Freelance journalist Mir Ali Koçer was 200 miles from the epicentre when Turkey was struck by a deadly earthquake on 6 February. Grabbing his camera and microphone, he drove down to the affected region to interview survivors.

He shared stories of survivors and rescuers on Twitter and is now under investigation on suspicion of spreading “fake news” and could face up to three years in jail.

He is one of at least four journalists being investigated for reporting or commenting on the earthquake.

Press freedom groups say dozens more have been detained, harassed or prevented from reporting.

At least 50,000 people were killed when earthquakes hit both Turkey and Syria.

Turkey’s authorities have not commented on the detentions.

On the night of the earthquake, Mr Koçer – who is Kurdish and contributes to pro-opposition news sites such as Bianet and Duvar – was smoking on his balcony in the south-eastern city of Diyarbakir, when his two dogs suddenly started barking.

He later remembered how they had barked just like that in 2020, seconds before a smaller earthquake hit eastern Turkey.

“I felt I was shaking. I felt the house shaking, I felt the TV shaking,” says Mr Koçer. He hid under a dinner table with the dogs and then rushed outside.

Mr Koçer left Diyarbakir and drove to the city of Gaziantep. He was shocked by scenes of destruction and victims enduing freezing temperatures in towns near the very epicentre of the quake.

At least 3,000 of the earthquake’s victims died in Gaziantep.

“When holding the microphone, behind the camera or in front of the camera, I could not hold back my tears,” Mr Koçer recalls.
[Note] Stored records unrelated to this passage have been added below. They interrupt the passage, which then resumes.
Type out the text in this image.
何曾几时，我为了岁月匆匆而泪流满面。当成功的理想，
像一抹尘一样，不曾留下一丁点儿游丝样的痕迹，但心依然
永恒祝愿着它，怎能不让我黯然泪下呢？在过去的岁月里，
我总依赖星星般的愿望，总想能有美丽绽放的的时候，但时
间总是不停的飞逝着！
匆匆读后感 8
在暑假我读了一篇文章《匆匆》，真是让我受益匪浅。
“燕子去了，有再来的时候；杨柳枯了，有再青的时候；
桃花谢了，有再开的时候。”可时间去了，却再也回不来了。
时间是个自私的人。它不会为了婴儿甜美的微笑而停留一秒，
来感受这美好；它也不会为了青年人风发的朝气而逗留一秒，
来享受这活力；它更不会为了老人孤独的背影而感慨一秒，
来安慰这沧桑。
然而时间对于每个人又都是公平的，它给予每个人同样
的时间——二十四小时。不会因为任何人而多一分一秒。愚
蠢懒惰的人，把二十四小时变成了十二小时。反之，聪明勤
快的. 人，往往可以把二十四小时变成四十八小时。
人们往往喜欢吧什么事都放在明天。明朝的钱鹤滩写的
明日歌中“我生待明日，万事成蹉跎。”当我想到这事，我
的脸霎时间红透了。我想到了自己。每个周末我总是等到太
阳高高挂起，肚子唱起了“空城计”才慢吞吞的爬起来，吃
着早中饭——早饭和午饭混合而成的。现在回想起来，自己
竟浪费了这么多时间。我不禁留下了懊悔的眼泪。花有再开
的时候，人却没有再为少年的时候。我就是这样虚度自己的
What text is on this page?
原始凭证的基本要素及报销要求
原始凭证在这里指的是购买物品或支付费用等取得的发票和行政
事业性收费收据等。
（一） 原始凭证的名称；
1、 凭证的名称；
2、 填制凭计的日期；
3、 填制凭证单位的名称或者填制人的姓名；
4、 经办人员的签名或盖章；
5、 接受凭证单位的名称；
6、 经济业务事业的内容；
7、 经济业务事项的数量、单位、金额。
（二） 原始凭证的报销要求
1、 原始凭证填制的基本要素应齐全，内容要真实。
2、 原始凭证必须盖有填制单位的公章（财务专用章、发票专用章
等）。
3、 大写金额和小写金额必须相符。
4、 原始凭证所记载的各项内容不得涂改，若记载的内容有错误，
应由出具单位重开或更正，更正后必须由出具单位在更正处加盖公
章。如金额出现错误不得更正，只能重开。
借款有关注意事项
Mr Koçer was touched by the influx of volunteers and rescue teams coming from Western Turkey, and he shared their stories on Twitter. Some of the survivors told him they received no aid for days. Similar complaints were cited across pro-opposition media outlets.

Visiting the earthquake-affected areas, President Recep Tayyip Erdogan told the people he would rebuild their cities. But he also warned that those spreading “fake news” and “causing social chaos” would be prosecuted, calling them “provocateurs”.

Mr Koçer says that while he was reporting from the region hit by the earthquake, Diyarbakir police left a note at his apartment, instructing him to visit the police station and give a statement.

At the station, he was told that he was being investigated under a recently introduced disinformation law. He said the police questioned him about his reporting from the earthquake epicentre and accused him of spreading false information.

Turkey’s new law was adopted in October. It criminalised the public spreading of disinformation and gave the state much broader powers to control news sites and social media.

The Venice Commission, a legal watchdog of the Council of Europe, said the law would interfere with freedom of expression.

Opposition parties call it a “censorship law”.

Mr Koçer insists that he was meticulous in his work and interviewed all sides, from survivors to the police, the gendarmerie and rescue workers. “I did not share information without thorough research and analysis,” he says.

Reporters Without Borders (RSF) called the investigation against Mr Koçer “absurd” and urged the authorities to drop it.

According to the Committee to Protect Journalists (CPJ), an advocacy group, at least three more journalists are facing criminal charges.

Merdan Yanardağ and Enver Aysever are prominent Istanbul-based political commentators with large social media followings. Both have criticised the government’s rescue efforts. They’re both under investigation along with Mehmet Güleş, who, like Mr Koçer, is based in Diyarbakir. He was detained on suspicion of “inciting hatred” for interviewing a volunteer critical of the government’s rescue effort and later released, according to RSF.

The number of other journalists under investigation is unclear. On Tuesday, the police said they detained 134 people over “provocative posts” and arrested 25 of them, but their identities have not been disclosed. Some of those detained may well have been spreading falsehoods, including one that Afghan migrants had been scavenging in ruined neighbourhoods.

But critics say the clampdown has gone far beyond those spreading harmful disinformation.

“The government is trying to suppress information coming from the quake zone,” says cyber rights expert Yaman Akdeniz who teaches at the Istanbul Bilgi University.

The arrests came after Turkey’s presidential communications director warned against “lethal disinformation” jeopardising the rescue efforts. The directorate also rolled out a smartphone app called “Disinformation Reporting Service” encouraging people to report manipulative posts about the quake.

“Any time [Turkish] officials and the government are being criticised, they don’t like it,” says Arzu Geybulla, a journalist in Istanbul covering digital authoritarianism and censorship.

“But this time they are perhaps more vocal.”